# Patterning Basics?



## G.P. (Jun 17, 2007)

What is the best way to pattern my shotgun. Should I pattern a 40 inch circle at 25, 30, and 40 yards? Do I count the number of pellets or just look to see what looks the best? Should I do this with my improved, modified and full chokes? Thank for the help.


----------



## rollin Oswald (Sep 1, 2007)

Patterning for shot distribution is a waste of time. Unless at least 20 shells of exactly the same loads, you will not get a shot distribution that will be a representative average.

If you're like many shooters and can be comfortable with a non-representative pattern, fire your gun at a 30" circle from 40 yards, the normal, comparative, patterning distance. (For competitive shooting such as trap and skeet, the distances used are 33 and 22 yards respectively.)

The causes of shot distribution variation include how the barrel is bored, its diameter, its length, the steel used, the choke, the temperature of the shells fired, the size of the shot, the wind conditions, the shell manufacturer, the powder, the wad used, the hull design and material and the hardness and roundness of the shot.
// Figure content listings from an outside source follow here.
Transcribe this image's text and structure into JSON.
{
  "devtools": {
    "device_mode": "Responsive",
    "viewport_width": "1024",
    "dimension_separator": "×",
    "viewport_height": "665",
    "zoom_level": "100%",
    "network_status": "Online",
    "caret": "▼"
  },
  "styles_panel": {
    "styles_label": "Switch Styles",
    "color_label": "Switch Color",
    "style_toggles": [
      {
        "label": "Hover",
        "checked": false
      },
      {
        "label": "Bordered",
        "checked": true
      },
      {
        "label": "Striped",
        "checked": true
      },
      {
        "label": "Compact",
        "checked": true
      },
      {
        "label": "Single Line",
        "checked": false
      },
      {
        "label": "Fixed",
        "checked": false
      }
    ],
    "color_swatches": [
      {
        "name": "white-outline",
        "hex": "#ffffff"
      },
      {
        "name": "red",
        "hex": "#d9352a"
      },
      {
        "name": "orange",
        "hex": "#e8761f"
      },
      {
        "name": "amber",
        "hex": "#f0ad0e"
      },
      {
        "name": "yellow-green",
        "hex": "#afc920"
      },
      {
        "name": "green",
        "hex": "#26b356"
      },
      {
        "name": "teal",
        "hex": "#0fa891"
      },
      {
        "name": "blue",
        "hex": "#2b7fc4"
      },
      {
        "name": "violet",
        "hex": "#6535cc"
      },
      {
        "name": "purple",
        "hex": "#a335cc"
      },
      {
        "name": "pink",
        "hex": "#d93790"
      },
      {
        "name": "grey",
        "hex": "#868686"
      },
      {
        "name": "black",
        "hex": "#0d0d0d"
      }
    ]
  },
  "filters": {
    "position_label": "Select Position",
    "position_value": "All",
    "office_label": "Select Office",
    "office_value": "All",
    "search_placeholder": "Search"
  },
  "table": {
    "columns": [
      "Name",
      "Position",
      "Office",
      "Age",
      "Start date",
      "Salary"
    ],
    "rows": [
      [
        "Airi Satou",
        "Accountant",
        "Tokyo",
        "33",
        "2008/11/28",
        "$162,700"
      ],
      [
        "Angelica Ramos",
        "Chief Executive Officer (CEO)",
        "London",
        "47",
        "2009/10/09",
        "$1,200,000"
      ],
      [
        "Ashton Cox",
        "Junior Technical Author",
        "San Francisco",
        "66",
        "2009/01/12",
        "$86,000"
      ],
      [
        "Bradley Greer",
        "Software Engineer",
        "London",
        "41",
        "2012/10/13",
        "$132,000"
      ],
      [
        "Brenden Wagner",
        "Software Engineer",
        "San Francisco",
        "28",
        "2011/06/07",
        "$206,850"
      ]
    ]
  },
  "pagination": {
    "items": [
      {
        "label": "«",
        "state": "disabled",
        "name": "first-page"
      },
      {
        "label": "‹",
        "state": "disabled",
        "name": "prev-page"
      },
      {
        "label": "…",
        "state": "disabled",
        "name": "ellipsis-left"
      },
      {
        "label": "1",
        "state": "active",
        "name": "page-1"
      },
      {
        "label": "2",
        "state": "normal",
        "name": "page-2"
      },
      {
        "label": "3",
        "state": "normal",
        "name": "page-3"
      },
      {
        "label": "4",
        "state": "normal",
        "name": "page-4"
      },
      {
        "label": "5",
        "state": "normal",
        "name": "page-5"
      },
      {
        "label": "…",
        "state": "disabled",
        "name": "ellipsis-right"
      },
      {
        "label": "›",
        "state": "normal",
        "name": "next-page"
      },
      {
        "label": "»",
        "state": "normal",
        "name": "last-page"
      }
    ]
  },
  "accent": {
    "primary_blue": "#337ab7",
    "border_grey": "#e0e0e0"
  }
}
Patterning is also a two-dimensional representation of a three dimensional event. Not all the shot fired arrive at a target at the same time. Shot forms a string that can be as long as 15 feet. Yes, it can be moving at more than 1200 feet per second but if a long sheet of paper is used as a patterning board and is crossing at 40 mph at a distance of 40 yards, the shot will be distributed horizontally over more than 15 feet of paper.


----------